T. Joffrain
Department of Computer Sciences
The University of Texas at Austin
USA
email: joffrain@cs.utexas.edu
and
J.B. Layton
Lokheed-Martin Aeronautics Company
USA
email: jafrey.b.layton@lmco.com
and
E.S. Quintana-Orti
Departamento de Ingeniena y Ciencia de Computadores
Universidad Jaume I
Spain
email: quintana@icc.uji.es
and
R.A. van de Geijn
<rvdg@cs.utexas.edu>
Department of Computer Sciences
The University of Texas at Austin
USA
email: rvdg@cs.utexas.edu
Electromagnetics is one of the few application areas where the solution of extremely large dense linear systems is still a relatively common operation. These dense systems result from Boundary Elements Formulations which sacrifice sparsity in the system in order to achieve a reduction of the degrees of freedom required in the discretization.

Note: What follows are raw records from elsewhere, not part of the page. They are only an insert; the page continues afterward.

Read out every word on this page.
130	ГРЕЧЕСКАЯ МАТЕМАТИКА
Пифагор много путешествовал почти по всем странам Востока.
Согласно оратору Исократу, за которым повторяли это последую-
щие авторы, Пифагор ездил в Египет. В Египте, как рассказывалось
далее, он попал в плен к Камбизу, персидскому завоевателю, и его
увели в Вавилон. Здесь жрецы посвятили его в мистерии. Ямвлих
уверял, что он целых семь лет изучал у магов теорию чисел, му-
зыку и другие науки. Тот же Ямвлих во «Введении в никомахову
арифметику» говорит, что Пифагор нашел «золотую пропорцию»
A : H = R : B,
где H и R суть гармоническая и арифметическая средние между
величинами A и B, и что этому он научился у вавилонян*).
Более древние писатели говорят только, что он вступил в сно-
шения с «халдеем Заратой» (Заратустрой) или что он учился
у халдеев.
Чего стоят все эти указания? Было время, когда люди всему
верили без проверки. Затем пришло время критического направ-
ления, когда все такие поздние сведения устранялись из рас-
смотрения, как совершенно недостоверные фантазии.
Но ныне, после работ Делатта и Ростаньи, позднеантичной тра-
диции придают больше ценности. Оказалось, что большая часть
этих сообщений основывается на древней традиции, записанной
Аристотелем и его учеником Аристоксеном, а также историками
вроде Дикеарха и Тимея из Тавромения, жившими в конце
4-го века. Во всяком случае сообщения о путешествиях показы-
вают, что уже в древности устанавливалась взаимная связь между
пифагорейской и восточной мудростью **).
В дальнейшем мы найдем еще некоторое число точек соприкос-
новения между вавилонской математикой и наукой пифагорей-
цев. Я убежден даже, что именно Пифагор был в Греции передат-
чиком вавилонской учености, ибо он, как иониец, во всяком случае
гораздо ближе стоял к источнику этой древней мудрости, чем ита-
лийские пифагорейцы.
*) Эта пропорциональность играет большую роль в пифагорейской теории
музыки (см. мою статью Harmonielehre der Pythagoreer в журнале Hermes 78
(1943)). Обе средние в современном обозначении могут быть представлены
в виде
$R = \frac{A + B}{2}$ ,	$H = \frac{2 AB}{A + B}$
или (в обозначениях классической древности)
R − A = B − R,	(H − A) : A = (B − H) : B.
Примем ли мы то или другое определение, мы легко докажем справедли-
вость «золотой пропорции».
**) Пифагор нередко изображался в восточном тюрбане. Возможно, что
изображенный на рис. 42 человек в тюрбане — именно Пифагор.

While Fast Multipole Methods (FMM) are becoming a popular alternative solution method, the fact that the solution must be obtained for a very large number of right-hand-sides often favors the more traditional solution via LU factorization with partial pivoting. Also, frequently multiple systems that differ only in parts of the dense matrix must be solved as part of an optimization process. This again favors the use of LU factorization with partial pivoting. The problems are frequently large enough that they do not fit in the combined memories of even large distributed memory architectures.

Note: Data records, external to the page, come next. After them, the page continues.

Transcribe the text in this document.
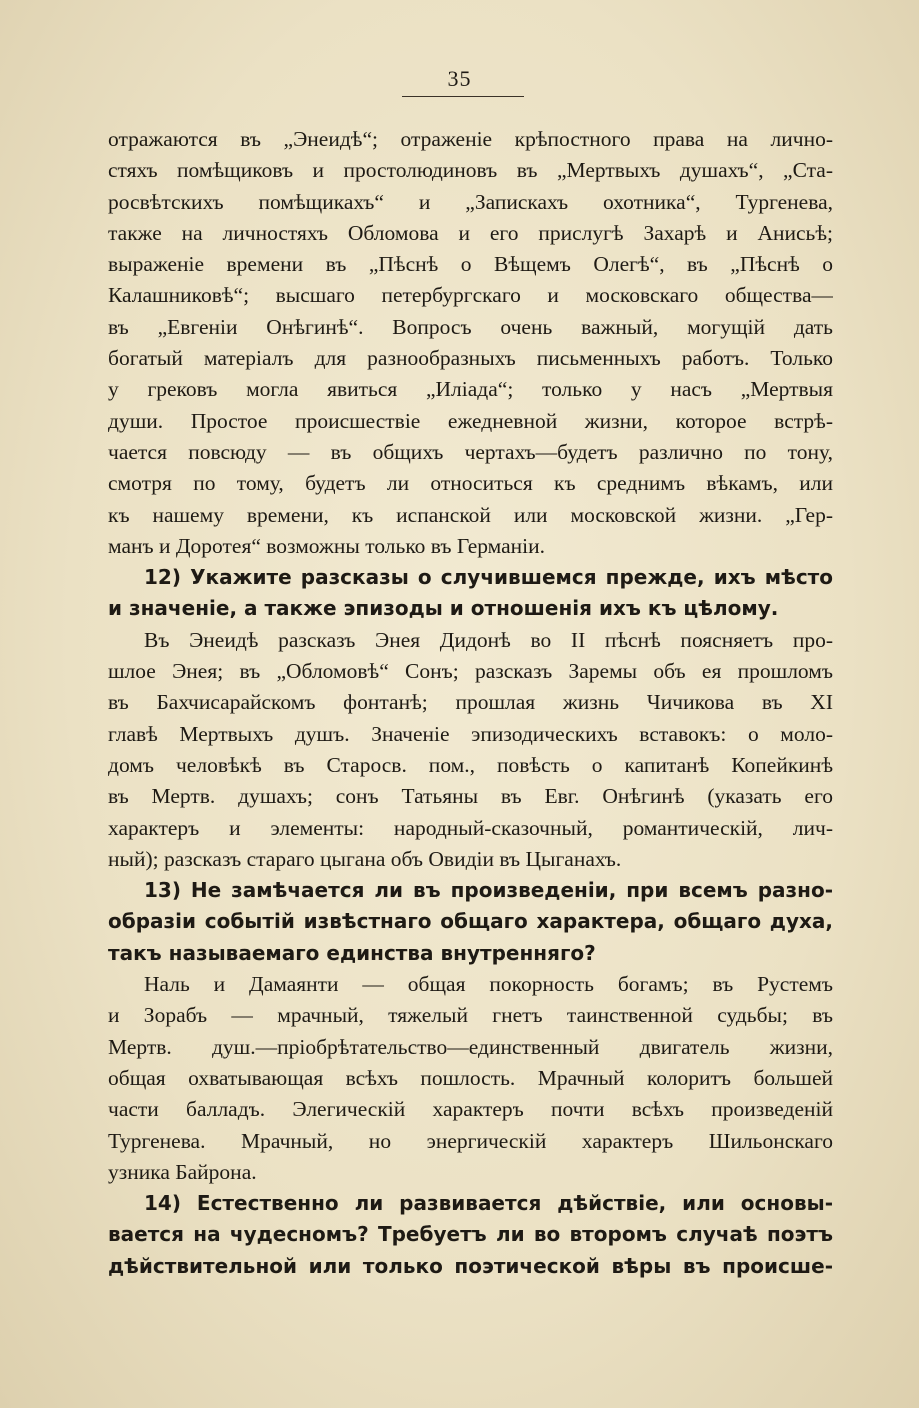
35
отражаются въ „Энеидѣ“; отраженіе крѣпостного права на лично-
стяхъ помѣщиковъ и простолюдиновъ въ „Мертвыхъ душахъ“, „Ста-
росвѣтскихъ помѣщикахъ“ и „Запискахъ охотника“, Тургенева,
также на личностяхъ Обломова и его прислугѣ Захарѣ и Анисьѣ;
выраженіе времени въ „Пѣснѣ о Вѣщемъ Олегѣ“, въ „Пѣснѣ о
Калашниковѣ“; высшаго петербургскаго и московскаго общества—
въ „Евгеніи Онѣгинѣ“. Вопросъ очень важный, могущій дать
богатый матеріалъ для разнообразныхъ письменныхъ работъ. Только
у грековъ могла явиться „Иліада“; только у насъ „Мертвыя
души. Простое происшествіе ежедневной жизни, которое встрѣ-
чается повсюду — въ общихъ чертахъ—будетъ различно по тону,
смотря по тому, будетъ ли относиться къ среднимъ вѣкамъ, или
къ нашему времени, къ испанской или московской жизни. „Гер-
манъ и Доротея“ возможны только въ Германіи.
12) Укажите разсказы о случившемся прежде, ихъ мѣсто
и значеніе, а также эпизоды и отношенія ихъ къ цѣлому.
Въ Энеидѣ разсказъ Энея Дидонѣ во II пѣснѣ поясняетъ про-
шлое Энея; въ „Обломовѣ“ Сонъ; разсказъ Заремы объ ея прошломъ
въ Бахчисарайскомъ фонтанѣ; прошлая жизнь Чичикова въ XI
главѣ Мертвыхъ душъ. Значеніе эпизодическихъ вставокъ: о моло-
домъ человѣкѣ въ Старосв. пом., повѣсть о капитанѣ Копейкинѣ
въ Мертв. душахъ; сонъ Татьяны въ Евг. Онѣгинѣ (указать его
характеръ и элементы: народный-сказочный, романтическій, лич-
ный); разсказъ стараго цыгана объ Овидіи въ Цыганахъ.
13) Не замѣчается ли въ произведеніи, при всемъ разно-
образіи событій извѣстнаго общаго характера, общаго духа,
такъ называемаго единства внутренняго?
Наль и Дамаянти — общая покорность богамъ; въ Рустемъ
и Зорабъ — мрачный, тяжелый гнетъ таинственной судьбы; въ
Мертв. душ.—пріобрѣтательство—единственный двигатель жизни,
общая охватывающая всѣхъ пошлость. Мрачный колоритъ большей
части балладъ. Элегическій характеръ почти всѣхъ произведеній
Тургенева. Мрачный, но энергическій характеръ Шильонскаго
узника Байрона.
14) Естественно ли развивается дѣйствіе, или основы-
вается на чудесномъ? Требуетъ ли во второмъ случаѣ поэтъ
дѣйствительной или только поэтической вѣры въ происше-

Traditional Out-of-Core (OOC) algorithms for the LU factorization use a panel approach in which the OOC matrix is processed by bringing into memory one panel of columns at a time. The problem with this technique is that it is inherently not scalable: As the numer of rows of the matrix becomes larger, the width of the panel that can be brought into memory becomes narrower, which adversely affects the ratio of I/O operations to useful computation. For matrices with millions of rows, the number of columns that can be stored into the memory can be so narrow that I/O completely dominates. Furthermore, it is hard to attain parallelism for panels of such narrow width.
The alternative that we discuss here follows closely that applied with great success to other matrix factorizations like the Cholesky decomposition or the QR factorization. We consider the matrix as a series of tiles and factorize the matrix using a two-tile approach where, at any given time, at most two tiles reside in the memory. A tiled approach provides true scalability because the size of the tile is based of the available memory of the machine being used and is independent of the size of the matrix. Besides, this approach lends itself nicely to blocked algorithms because the tiles are in essence blocks themselves.
Our two-tile approach modifies the traditional partial pivoting method of the LU factorization. It is replaced by a blocked variant of the so-called pairwise pivoting. The pivoting scheme has important consequences on the element growth in the factorization and therefore, the numerical stability of the method. Pairwise pivoting has been previously reported as being not much worse than partial pivoting in average. In some examples with a special structure, pairwise pivoting has been reported to fail due to an exponential element growth but then, so does partial pivoting for these same examples!
The OOC LU algorithm is implemented by using the parallel infrastructure in PLAPACK and the parallel OOC package POOCLAPACK. Performance results on large clusters will be reported.